Parker Felton lays it up against West Washington

Despite the loss, the second time around against West Washington was a much stronger showing from the Bluejackets, particularly on the offensive end.

The 32 points total scored by Mitchell in that game was the team’s lowest since the 2023-24 season where they scored only 29 against Scottsburg, who went on to win the Indiana 3A State Championship that season.

“We looked at ourselves, we looked at a lot of film.

I think we still had a little bit of a hangover from the night before losing an emotional game that we should have won. So that didn’t help either. We had some tired legs, we didn’t shoot the ball very well,” Roesler said about the team’s first matchup against the Senators.
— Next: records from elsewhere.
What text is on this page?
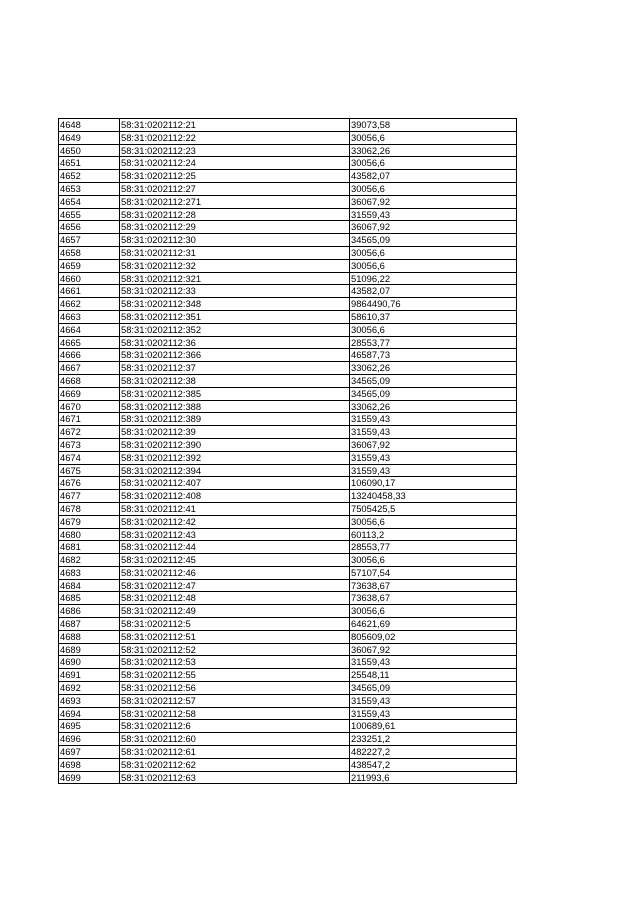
4648	58:31:0202112:21	39073,58
4649	58:31:0202112:22	30056,6
4650	58:31:0202112:23	33062,26
4651	58:31:0202112:24	30056,6
4652	58:31:0202112:25	43582,07
4653	58:31:0202112:27	30056,6
4654	58:31:0202112:271	36067,92
4655	58:31:0202112:28	31559,43
4656	58:31:0202112:29	36067,92
4657	58:31:0202112:30	34565,09
4658	58:31:0202112:31	30056,6
4659	58:31:0202112:32	30056,6
4660	58:31:0202112:321	51096,22
4661	58:31:0202112:33	43582,07
4662	58:31:0202112:348	9864490,76
4663	58:31:0202112:351	58610,37
4664	58:31:0202112:352	30056,6
4665	58:31:0202112:36	28553,77
4666	58:31:0202112:366	46587,73
4667	58:31:0202112:37	33062,26
4668	58:31:0202112:38	34565,09
4669	58:31:0202112:385	34565,09
4670	58:31:0202112:388	33062,26
4671	58:31:0202112:389	31559,43
4672	58:31:0202112:39	31559,43
4673	58:31:0202112:390	36067,92
4674	58:31:0202112:392	31559,43
4675	58:31:0202112:394	31559,43
4676	58:31:0202112:407	106090,17
4677	58:31:0202112:408	13240458,33
4678	58:31:0202112:41	7505425,5
4679	58:31:0202112:42	30056,6
4680	58:31:0202112:43	60113,2
4681	58:31:0202112:44	28553,77
4682	58:31:0202112:45	30056,6
4683	58:31:0202112:46	57107,54
4684	58:31:0202112:47	73638,67
4685	58:31:0202112:48	73638,67
4686	58:31:0202112:49	30056,6
4687	58:31:0202112:5	64621,69
4688	58:31:0202112:51	805609,02
4689	58:31:0202112:52	36067,92
4690	58:31:0202112:53	31559,43
4691	58:31:0202112:55	25548,11
4692	58:31:0202112:56	34565,09
4693	58:31:0202112:57	31559,43
4694	58:31:0202112:58	31559,43
4695	58:31:0202112:6	100689,61
4696	58:31:0202112:60	233251,2
4697	58:31:0202112:61	482227,2
4698	58:31:0202112:62	438547,2
4699	58:31:0202112:63	211993,6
“I had three main areas that we needed to focus on, and that was rebounding, turnovers and finishing at the rim better. We pulled clips from everybody from all three of those days and watched it and watched what we needed to do better. For three quarters, we did a really good job of that,” he said about the team’s improvement in Friday night’s game.

Gavin Robinson was the Bluejackets’ leading scorer for the night with 23 points. He finished the game just one point shy of reaching 1,000 for his career. 

Gavin Robinson attempts a jumper while West Washington’s Brady Rosenbaum defends

Robinson will likely cross the milestone during the team’s next game, Jan. 27 against Medora at The Hive.

“If you were able to score 1,000 points in this state, you accomplished something major and I don’t know that he’s fully understood that yet. I think it’ll be a thing when he gets older that he can look back at it and see how special it is. He’ll really appreciate it. Right now, he’s just like, ‘all right, cool.’ But, man, that’s just Gavin,” said Roesler.

“I love Gavin. I love how hard he plays. And I’m really proud of him. He’s shouldered a load this year and from the team that he had last year, which was a bunch of experienced players, versus this team. He’s handled it with grace and respect.”